Facing the Hornets (7-17) may be just what the Bulls need. By early November, they had beaten the Pistons, Knicks, Magic and 76ers, so there was a point when they worked well together. Then they started breaking, eventually sinking so low that the opponent often doesn’t seem to matter. During this skid, they have lost to the Nets (6-17), the Pelicans (3-22) and the Pacers (6-18) twice, as well as the Hornets, who topped them by seven points a few weeks ago.
Same old Hornets? Not really. The toughest opponent the Bulls (9-14) are dealing with is themselves.
“It just feels like the game starts, we get down pretty quick, and then snowball effect — we can’t really find our way out of it,” Vucevic said. “At one point, our defense wasn’t great [but] our offense was working, and now it’s neither working, so we just have to figure it out. A lot of things, we talk about. A lot of things, we control and know we can do better.

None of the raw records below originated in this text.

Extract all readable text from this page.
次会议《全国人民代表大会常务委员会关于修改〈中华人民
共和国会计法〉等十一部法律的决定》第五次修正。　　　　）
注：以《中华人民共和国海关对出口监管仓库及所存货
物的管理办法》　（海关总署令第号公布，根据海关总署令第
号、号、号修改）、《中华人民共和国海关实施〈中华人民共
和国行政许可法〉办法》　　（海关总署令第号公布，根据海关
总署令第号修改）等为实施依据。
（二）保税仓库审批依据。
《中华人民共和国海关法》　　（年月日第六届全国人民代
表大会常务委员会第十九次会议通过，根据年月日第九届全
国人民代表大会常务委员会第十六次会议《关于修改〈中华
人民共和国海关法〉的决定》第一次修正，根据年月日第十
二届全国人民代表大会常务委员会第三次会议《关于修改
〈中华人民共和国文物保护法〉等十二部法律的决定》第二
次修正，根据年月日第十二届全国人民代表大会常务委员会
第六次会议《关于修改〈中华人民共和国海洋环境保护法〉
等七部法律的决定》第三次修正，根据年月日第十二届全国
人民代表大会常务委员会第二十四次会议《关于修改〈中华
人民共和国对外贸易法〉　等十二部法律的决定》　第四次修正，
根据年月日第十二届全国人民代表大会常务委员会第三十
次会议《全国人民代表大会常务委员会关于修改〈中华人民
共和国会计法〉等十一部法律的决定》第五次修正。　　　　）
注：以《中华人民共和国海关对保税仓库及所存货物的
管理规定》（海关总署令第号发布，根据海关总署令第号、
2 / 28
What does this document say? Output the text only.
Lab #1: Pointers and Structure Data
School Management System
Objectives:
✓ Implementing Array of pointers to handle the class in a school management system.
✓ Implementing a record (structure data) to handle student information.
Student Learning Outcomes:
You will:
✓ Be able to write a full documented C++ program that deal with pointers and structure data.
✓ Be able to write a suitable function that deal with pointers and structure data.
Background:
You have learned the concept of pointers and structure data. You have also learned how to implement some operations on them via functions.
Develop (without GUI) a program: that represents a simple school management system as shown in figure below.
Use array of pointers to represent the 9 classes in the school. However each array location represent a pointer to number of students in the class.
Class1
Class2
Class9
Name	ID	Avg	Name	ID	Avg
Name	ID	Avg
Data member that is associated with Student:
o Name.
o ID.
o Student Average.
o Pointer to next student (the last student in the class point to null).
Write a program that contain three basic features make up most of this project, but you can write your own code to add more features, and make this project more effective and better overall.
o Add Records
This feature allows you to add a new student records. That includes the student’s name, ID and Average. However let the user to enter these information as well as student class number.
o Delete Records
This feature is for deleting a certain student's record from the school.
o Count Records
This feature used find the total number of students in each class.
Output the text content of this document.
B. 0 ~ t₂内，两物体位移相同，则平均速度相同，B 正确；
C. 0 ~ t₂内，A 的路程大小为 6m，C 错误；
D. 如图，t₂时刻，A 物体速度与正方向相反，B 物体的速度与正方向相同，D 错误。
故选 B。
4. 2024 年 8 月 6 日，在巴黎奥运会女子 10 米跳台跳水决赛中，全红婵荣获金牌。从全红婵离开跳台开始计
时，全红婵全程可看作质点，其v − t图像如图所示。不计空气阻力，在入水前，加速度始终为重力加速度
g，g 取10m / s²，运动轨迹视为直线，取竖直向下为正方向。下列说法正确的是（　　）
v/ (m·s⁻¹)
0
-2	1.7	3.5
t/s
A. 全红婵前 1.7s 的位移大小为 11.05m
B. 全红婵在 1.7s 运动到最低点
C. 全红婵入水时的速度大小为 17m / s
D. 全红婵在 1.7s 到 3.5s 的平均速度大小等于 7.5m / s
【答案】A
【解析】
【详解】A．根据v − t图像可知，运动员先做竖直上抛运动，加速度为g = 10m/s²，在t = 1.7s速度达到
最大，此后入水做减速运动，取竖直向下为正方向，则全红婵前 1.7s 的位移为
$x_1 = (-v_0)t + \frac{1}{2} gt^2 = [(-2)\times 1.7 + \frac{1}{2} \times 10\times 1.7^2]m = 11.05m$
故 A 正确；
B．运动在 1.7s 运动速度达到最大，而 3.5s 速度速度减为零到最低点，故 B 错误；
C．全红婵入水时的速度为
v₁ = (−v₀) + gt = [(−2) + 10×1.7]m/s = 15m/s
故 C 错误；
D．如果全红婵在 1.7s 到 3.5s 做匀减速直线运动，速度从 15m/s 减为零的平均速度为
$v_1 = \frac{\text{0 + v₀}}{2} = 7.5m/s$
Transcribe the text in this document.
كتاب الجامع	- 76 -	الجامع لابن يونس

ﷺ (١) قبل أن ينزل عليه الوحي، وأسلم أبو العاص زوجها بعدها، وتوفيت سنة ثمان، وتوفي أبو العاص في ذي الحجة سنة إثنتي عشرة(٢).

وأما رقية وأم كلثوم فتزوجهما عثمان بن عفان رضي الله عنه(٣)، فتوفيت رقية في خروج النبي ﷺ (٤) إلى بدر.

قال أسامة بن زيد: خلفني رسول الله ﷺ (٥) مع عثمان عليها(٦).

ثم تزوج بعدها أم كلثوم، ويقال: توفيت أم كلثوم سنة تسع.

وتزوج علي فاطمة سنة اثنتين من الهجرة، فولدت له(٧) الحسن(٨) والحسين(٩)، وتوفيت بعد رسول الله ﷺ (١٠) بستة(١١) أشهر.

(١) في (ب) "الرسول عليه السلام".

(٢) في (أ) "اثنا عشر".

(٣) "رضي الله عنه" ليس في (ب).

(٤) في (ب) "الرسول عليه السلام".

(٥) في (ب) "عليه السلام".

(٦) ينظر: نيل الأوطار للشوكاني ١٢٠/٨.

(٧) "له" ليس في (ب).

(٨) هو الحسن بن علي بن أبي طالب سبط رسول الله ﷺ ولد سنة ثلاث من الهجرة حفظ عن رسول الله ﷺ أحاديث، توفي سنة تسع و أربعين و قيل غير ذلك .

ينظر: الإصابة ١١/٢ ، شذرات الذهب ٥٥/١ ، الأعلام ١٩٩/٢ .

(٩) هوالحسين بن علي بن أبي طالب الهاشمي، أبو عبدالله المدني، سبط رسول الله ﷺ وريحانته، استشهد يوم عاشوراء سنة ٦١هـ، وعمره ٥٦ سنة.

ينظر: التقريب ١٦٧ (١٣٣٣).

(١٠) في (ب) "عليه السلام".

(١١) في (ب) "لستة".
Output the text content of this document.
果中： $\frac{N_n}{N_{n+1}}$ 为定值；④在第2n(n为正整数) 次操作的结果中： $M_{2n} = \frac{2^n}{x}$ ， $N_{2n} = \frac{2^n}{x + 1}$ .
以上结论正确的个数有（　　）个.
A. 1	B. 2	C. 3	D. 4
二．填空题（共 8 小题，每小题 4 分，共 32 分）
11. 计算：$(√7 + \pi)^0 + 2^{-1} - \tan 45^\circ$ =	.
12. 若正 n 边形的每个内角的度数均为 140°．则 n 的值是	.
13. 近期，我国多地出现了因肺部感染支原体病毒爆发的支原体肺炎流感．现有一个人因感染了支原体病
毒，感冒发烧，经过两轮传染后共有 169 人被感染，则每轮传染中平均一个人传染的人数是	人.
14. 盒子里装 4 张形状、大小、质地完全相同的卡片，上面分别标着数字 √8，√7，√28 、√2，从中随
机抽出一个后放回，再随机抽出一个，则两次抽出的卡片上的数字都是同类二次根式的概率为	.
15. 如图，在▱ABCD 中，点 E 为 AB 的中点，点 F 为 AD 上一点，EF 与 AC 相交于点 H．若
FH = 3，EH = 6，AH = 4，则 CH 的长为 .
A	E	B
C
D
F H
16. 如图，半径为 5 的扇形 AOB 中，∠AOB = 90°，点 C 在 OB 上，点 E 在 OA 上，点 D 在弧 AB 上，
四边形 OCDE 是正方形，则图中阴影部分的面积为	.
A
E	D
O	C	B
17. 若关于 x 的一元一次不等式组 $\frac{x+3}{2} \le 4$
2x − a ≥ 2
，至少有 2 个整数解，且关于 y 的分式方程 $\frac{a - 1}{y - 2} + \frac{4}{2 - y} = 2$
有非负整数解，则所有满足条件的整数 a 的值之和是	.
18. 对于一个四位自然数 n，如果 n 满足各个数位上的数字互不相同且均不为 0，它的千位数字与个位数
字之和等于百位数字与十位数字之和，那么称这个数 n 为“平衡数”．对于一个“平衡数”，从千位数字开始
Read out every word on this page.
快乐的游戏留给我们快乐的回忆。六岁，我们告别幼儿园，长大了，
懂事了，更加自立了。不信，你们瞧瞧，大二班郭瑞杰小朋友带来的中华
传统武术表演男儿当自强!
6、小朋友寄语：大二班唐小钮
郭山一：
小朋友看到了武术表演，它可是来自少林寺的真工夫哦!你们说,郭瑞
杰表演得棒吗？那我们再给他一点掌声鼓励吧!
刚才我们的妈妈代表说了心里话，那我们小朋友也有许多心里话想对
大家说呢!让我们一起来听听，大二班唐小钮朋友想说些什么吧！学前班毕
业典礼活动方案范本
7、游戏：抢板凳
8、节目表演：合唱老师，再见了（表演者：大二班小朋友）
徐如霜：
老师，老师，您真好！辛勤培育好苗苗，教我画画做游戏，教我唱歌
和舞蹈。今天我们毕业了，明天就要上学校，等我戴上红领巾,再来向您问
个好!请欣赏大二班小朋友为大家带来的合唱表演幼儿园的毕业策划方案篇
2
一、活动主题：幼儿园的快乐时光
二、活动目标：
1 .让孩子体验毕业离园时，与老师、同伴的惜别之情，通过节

For whatever reason, we’re not doing it together on the floor.”
There are excuses they could point to: injuries, roster construction, lack of a true star, up to eight players in their walk years, even the schedule. But much of the NBA has similar issues and still plays with energy.
Guard Josh Giddey simplified things: Blame the players and the lack of execution.
“Game-plan-wise, the coaches, Billy [Donovan], whoever is doing the scouting, gives us great game plans,” Giddey said. “They give it to us, and it’s up to us to go out there and execute them. We just haven’t done that at a high-enough level to win games. We’ve got to figure out ways to counteract [what teams are doing]. Game-plan-wise, we get everything we need.
“We’ve shown we can do it early on, and it’s about doing it at a high-enough level night in and night out, whether we’ve got guys injured or not. Every team in the league deals with things like that, back-to-backs, whatever it is. We’ve just got to find a way to get back to it.”
Charlotte would be a good place to start.